Running up the trail
I drove over 300 miles from Denver, Colorado to Black Mesa. Driving here from Denver is different than coming from the East or West. I did not go through Boise City from the East. Rather, I drove down I-25 to Pueblo, and turned on rt. 50. This took me to La Junta, CO. From La Junta, I drove down rt. 109, where I got my first view of the kind of Mesas I would see in Oklahoma. I took rt. 109 to rt.160, which goes towards Pritchard, CO. However, there is a series of dirt roads that go towards a paved road. The first one I couldn't find, but I found a later one, road W, that goes into road 13, which takes you right onto the main (paved) road to Black Mesa. I found the road easily with a Colorado map, so it shouldn't be that difficult. The road may be route 406, but it doesn't really matter since all you have to do is reach a paved road, and drive West for 10 miles or so until you see a sign for Black Mesa. On the main road, I took a right after seeing the road sign that indicates "Black Mesa Summit 5 miles." Actually, the trail head is 5 miles away. The trailhead is clearly marked.
It was a clear day, about 80 degrees. It looks like you are in the desert, with Southwestern landscapes, a hot and dry climate, and plenty or thorny plants and cacti. I ran/walked the trail, and got to the foot of the mesa in about 25 minutes, though it was about 2.5 miles. Then I hiked up the Mesa, on a semi-steep trail. I ran/walked another 1.5 miles or so to the stone monument. The monument is really well maintained.
I walked further, off-trail, and reached the edge of a cliff. At the cliff edge you are actually in New Mexico, since the state line is only a few feet west of the stone marker. If you look out, you will see some extinct volcanoes. The wind at the cliff edge was extreme, although there was little wind by the stone marker.
This was an enjoyable hike, though only because the skies were clear. Check the weather report for Boise City before venturing on this trip. It apparently stormed severely the two days before I came.

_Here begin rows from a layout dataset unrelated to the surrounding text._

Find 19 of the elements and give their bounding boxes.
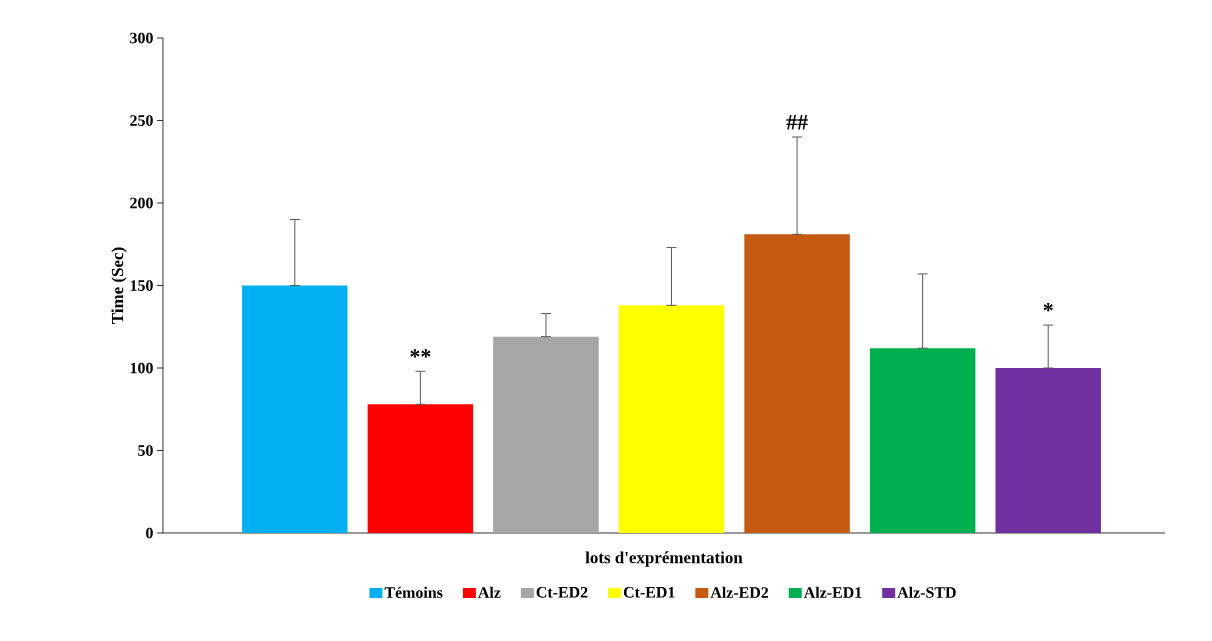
legend-label: Ct-ED1	[623, 586, 675, 598]
legend-label: Alz	[478, 586, 501, 598]
y-tick-label: 50	[138, 445, 153, 456]
legend-label: Alz-ED2	[710, 586, 769, 598]
y-tick-label: 100	[130, 362, 153, 374]
y-tick-label: 300	[130, 32, 153, 44]
annotation: *	[1043, 303, 1053, 312]
annotation: ##	[786, 115, 808, 130]
x-axis-title: lots d'exprémentation	[585, 551, 743, 567]
annotation: **	[410, 349, 431, 358]
y-tick-label: 0	[146, 527, 153, 539]
legend-label: Témoins	[384, 586, 443, 598]
y-axis-title: Time (Sec)	[111, 247, 127, 324]
legend-label: Ct-ED2	[536, 586, 588, 598]
legend-label: Alz-ED1	[803, 586, 862, 598]
y-tick-label: 250	[130, 115, 153, 126]
y-tick-label: 200	[130, 197, 153, 209]
legend-label: Alz-STD	[897, 586, 956, 598]
y-tick-label: 150	[130, 280, 153, 291]
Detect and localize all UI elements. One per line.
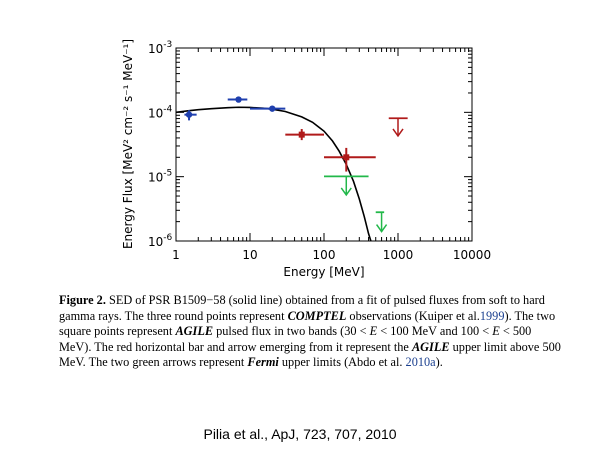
caption-agile-2: AGILE (411, 339, 450, 354)
axis-ticks (175, 48, 472, 242)
data-point-circle (269, 105, 276, 112)
sed-chart: 1 10 100 1000 10000 10-6 10-5 10-4 10-3 Energy [… (121, 39, 491, 279)
caption-line-5a: horizontal bar and arrow emerging from i… (135, 339, 409, 354)
citation: Pilia et al., ApJ, 723, 707, 2010 (203, 426, 397, 442)
caption-energy-symbol-2: E (492, 324, 500, 339)
x-tick-label: 1000 (383, 248, 414, 262)
x-tick-label: 10000 (453, 248, 491, 262)
plot-frame (175, 47, 473, 242)
caption-ref-kuiper-year[interactable]: 1999 (479, 308, 505, 323)
upper-limit-arrowhead (392, 128, 404, 138)
figure-label: Figure 2. (59, 293, 106, 307)
caption-line-4c: < 500 MeV). The red (59, 324, 532, 354)
caption-agile-1: AGILE (175, 324, 214, 339)
x-tick-label: 100 (313, 248, 336, 262)
caption-energy-symbol-1: E (369, 324, 378, 339)
x-axis-label: Energy [MeV] (283, 265, 364, 279)
model-curve (175, 106, 372, 242)
caption-line-1: SED of PSR B1509−58 (solid line) obtaine… (108, 293, 459, 307)
data-point-circle (235, 96, 242, 103)
data-point-square (298, 131, 305, 138)
x-tick-label: 1 (172, 248, 180, 262)
caption-comptel: COMPTEL (287, 308, 347, 323)
caption-fermi: Fermi (247, 355, 279, 370)
y-axis-label: Energy Flux [MeV² cm⁻² s⁻¹ MeV⁻¹] (121, 39, 135, 249)
y-tick-label: 10-4 (148, 104, 173, 120)
figure-caption: Figure 2. SED of PSR B1509−58 (solid lin… (59, 293, 564, 371)
y-tick-label: 10-3 (148, 40, 172, 56)
caption-line-7b: ). (435, 355, 443, 370)
tick-labels: 1 10 100 1000 10000 10-6 10-5 10-4 10-3 (148, 40, 491, 262)
caption-line-2: from soft to hard gamma rays. The three … (59, 293, 545, 323)
caption-ref-abdo-year[interactable]: 2010a (405, 355, 436, 370)
caption-line-4b: < 100 MeV and 100 < (380, 324, 490, 339)
data-point-circle (185, 111, 193, 118)
y-tick-label: 10-6 (148, 233, 173, 249)
caption-line-6a: above 500 MeV. The two green arrows repr… (59, 339, 561, 370)
caption-line-4a: flux in two bands (30 < (251, 324, 367, 339)
x-tick-label: 10 (242, 248, 257, 262)
caption-line-3c: pulsed (216, 324, 249, 339)
data-marks (184, 96, 408, 233)
caption-line-3b: ). The two square points represent (59, 308, 556, 339)
caption-line-5b: upper limit (452, 339, 507, 354)
upper-limit-arrowhead (375, 224, 388, 233)
y-tick-label: 10-5 (148, 169, 172, 185)
caption-line-6b: upper limits (Abdo et al. (281, 355, 403, 370)
caption-line-3a: observations (Kuiper et al. (349, 308, 480, 323)
upper-limit-arrowhead (340, 187, 352, 197)
data-point-square (343, 154, 350, 161)
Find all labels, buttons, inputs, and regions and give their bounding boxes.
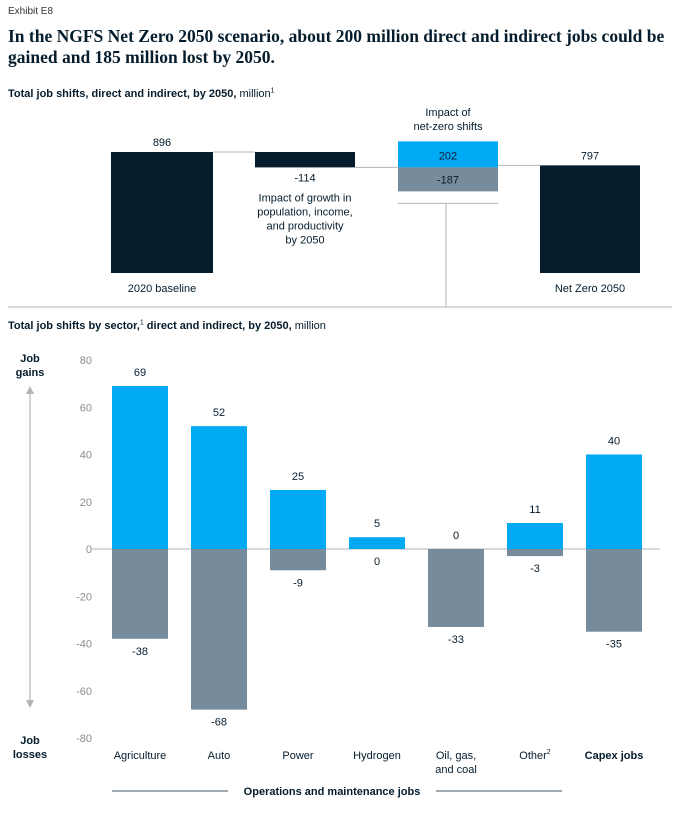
waterfall-label-growth-line: by 2050 xyxy=(285,234,324,246)
category-label: Auto xyxy=(208,750,231,762)
y-tick-label: 40 xyxy=(80,450,92,462)
category-footnote: 2 xyxy=(547,749,551,756)
loss-value-label: -35 xyxy=(606,639,622,651)
waterfall-label-growth-line: Impact of growth in xyxy=(259,192,352,204)
loss-value-label: -38 xyxy=(132,646,148,658)
category-label: Oil, gas, xyxy=(436,750,476,762)
waterfall-label-final: Net Zero 2050 xyxy=(555,283,625,295)
waterfall-value-growth: -114 xyxy=(294,172,315,184)
sector-subtitle-footnote: 1 xyxy=(139,319,144,327)
waterfall-value-baseline: 896 xyxy=(153,137,171,149)
gain-bar xyxy=(507,523,563,549)
gain-bar xyxy=(191,426,247,549)
waterfall-subtitle-footnote: 1 xyxy=(270,87,275,95)
y-tick-label: 60 xyxy=(80,402,92,414)
axis-arrow-up-icon xyxy=(26,386,34,394)
sector-subtitle: Total job shifts by sector,1 direct and … xyxy=(8,319,326,332)
y-tick-label: 20 xyxy=(80,497,92,509)
gain-value-label: 52 xyxy=(213,407,225,419)
sector-subtitle-bold-b: direct and indirect, by 2050, xyxy=(143,320,292,332)
axis-bottom-label: losses xyxy=(13,749,47,761)
exhibit-label: Exhibit E8 xyxy=(8,6,54,17)
axis-top-label: gains xyxy=(16,367,45,379)
sector-subtitle-bold-a: Total job shifts by sector, xyxy=(8,320,140,332)
waterfall-subtitle-unit: million xyxy=(236,88,271,100)
waterfall-label-netzero-line: Impact of xyxy=(425,107,471,119)
loss-value-label: -68 xyxy=(211,717,227,729)
waterfall-subtitle-bold: Total job shifts, direct and indirect, b… xyxy=(8,88,237,100)
category-label: Hydrogen xyxy=(353,750,401,762)
axis-top-label: Job xyxy=(20,353,40,365)
waterfall-value-netzero-loss: -187 xyxy=(437,174,459,186)
gain-value-label: 40 xyxy=(608,436,620,448)
group-label: Operations and maintenance jobs xyxy=(244,786,421,798)
waterfall-value-netzero-gain: 202 xyxy=(439,150,457,162)
gain-value-label: 25 xyxy=(292,471,304,483)
loss-bar xyxy=(428,549,484,627)
loss-bar xyxy=(270,549,326,571)
loss-bar xyxy=(112,549,168,639)
waterfall-label-netzero-line: net-zero shifts xyxy=(413,121,483,133)
gain-bar xyxy=(349,537,405,549)
loss-bar xyxy=(507,549,563,557)
gain-value-label: 0 xyxy=(453,530,459,542)
gain-value-label: 11 xyxy=(529,504,540,516)
axis-arrow-down-icon xyxy=(26,700,34,708)
waterfall-bar-netzero-gain xyxy=(398,141,498,168)
y-tick-label: 80 xyxy=(80,355,92,367)
category-label: Agriculture xyxy=(114,750,167,762)
y-tick-label: 0 xyxy=(86,544,92,556)
category-label: and coal xyxy=(435,764,477,776)
y-tick-label: -40 xyxy=(76,639,92,651)
category-label: Power xyxy=(282,750,314,762)
loss-bar xyxy=(586,549,642,632)
gain-bar xyxy=(270,489,326,549)
y-tick-label: -80 xyxy=(76,733,92,745)
loss-value-label: -9 xyxy=(293,577,303,589)
waterfall-subtitle: Total job shifts, direct and indirect, b… xyxy=(8,87,275,100)
waterfall-label-growth-line: and productivity xyxy=(266,220,344,232)
waterfall-value-final: 797 xyxy=(581,150,599,162)
gain-value-label: 5 xyxy=(374,518,380,530)
y-tick-label: -20 xyxy=(76,591,92,603)
waterfall-bar-growth xyxy=(255,152,355,168)
y-tick-label: -60 xyxy=(76,686,92,698)
sector-subtitle-unit: million xyxy=(291,320,326,332)
axis-bottom-label: Job xyxy=(20,735,40,747)
gain-value-label: 69 xyxy=(134,367,146,379)
waterfall-bar-netzero-loss xyxy=(398,167,498,192)
loss-value-label: 0 xyxy=(374,556,380,568)
waterfall-label-baseline: 2020 baseline xyxy=(128,283,197,295)
loss-bar xyxy=(191,549,247,710)
gain-bar xyxy=(112,385,168,549)
gain-bar xyxy=(586,454,642,549)
loss-value-label: -3 xyxy=(530,563,540,575)
category-label: Capex jobs xyxy=(585,750,644,762)
waterfall-label-growth-line: population, income, xyxy=(257,206,352,218)
headline: In the NGFS Net Zero 2050 scenario, abou… xyxy=(8,26,665,67)
category-label: Other2 xyxy=(519,749,551,762)
waterfall-bar-final xyxy=(540,165,640,273)
waterfall-bar-baseline xyxy=(111,152,213,273)
loss-value-label: -33 xyxy=(448,634,464,646)
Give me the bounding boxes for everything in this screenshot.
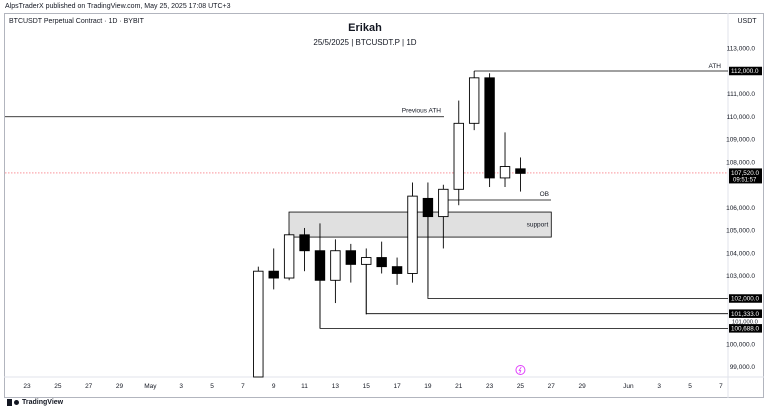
time-axis-tick: 29 bbox=[579, 383, 587, 390]
price-badge-value: 102,000.0 bbox=[731, 296, 760, 303]
chart-title: Erikah bbox=[348, 22, 382, 34]
candle-body[interactable] bbox=[376, 257, 387, 268]
price-axis-tick: 110,000.0 bbox=[727, 114, 756, 121]
chart-frame bbox=[4, 13, 764, 398]
previous-ath-label: Previous ATH bbox=[402, 108, 442, 115]
price-axis-tick: 106,000.0 bbox=[726, 205, 755, 212]
level-100688-line[interactable] bbox=[319, 280, 728, 329]
price-axis-tick: 109,000.0 bbox=[726, 137, 755, 144]
lightning-glyph bbox=[518, 366, 522, 374]
time-axis-tick: 25 bbox=[54, 383, 62, 390]
price-badge-countdown: 09:51:57 bbox=[733, 177, 757, 183]
chart-subtitle: 25/5/2025 | BTCUSDT.P | 1D bbox=[313, 38, 417, 47]
time-axis-tick: 17 bbox=[393, 383, 401, 390]
time-axis-tick: 7 bbox=[241, 383, 245, 390]
time-axis-tick: 27 bbox=[85, 383, 93, 390]
price-badge bbox=[729, 309, 762, 318]
candle-body[interactable] bbox=[391, 266, 403, 274]
price-badge bbox=[729, 168, 762, 184]
time-axis-tick: Jun bbox=[623, 383, 634, 390]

Most of eastern Colorado is flat. Some of Southeastern Colorado has many Mesas, which are pretty and interesting landscapes. In Oklahoma, only the last 7 to 8 miles of the Western Panhandle contain Mesas. Oklahoma does have some other mountains, but they are in other parts of the state, not located in the Panhandle. Perhaps the best hiking in Oklahoma is not in the Mesas, but in the Witchita Mountains, located to the southwest of Oklahoma city.
For those of you who don't know, a Mesa is a flat top mountain of rock left over from lava flows from volcanoes that erupted many many years ago, even before Dick Clark was born! I like the Mesa country, except that bottled drinks cost a fortune in the nearby town of Kenton. I guess that is because there is only one freakin' store. Highpointers will enjoy Black Mesa, which is 100 times more fun than the Kansas or Nebraska highpoints. Happy trails.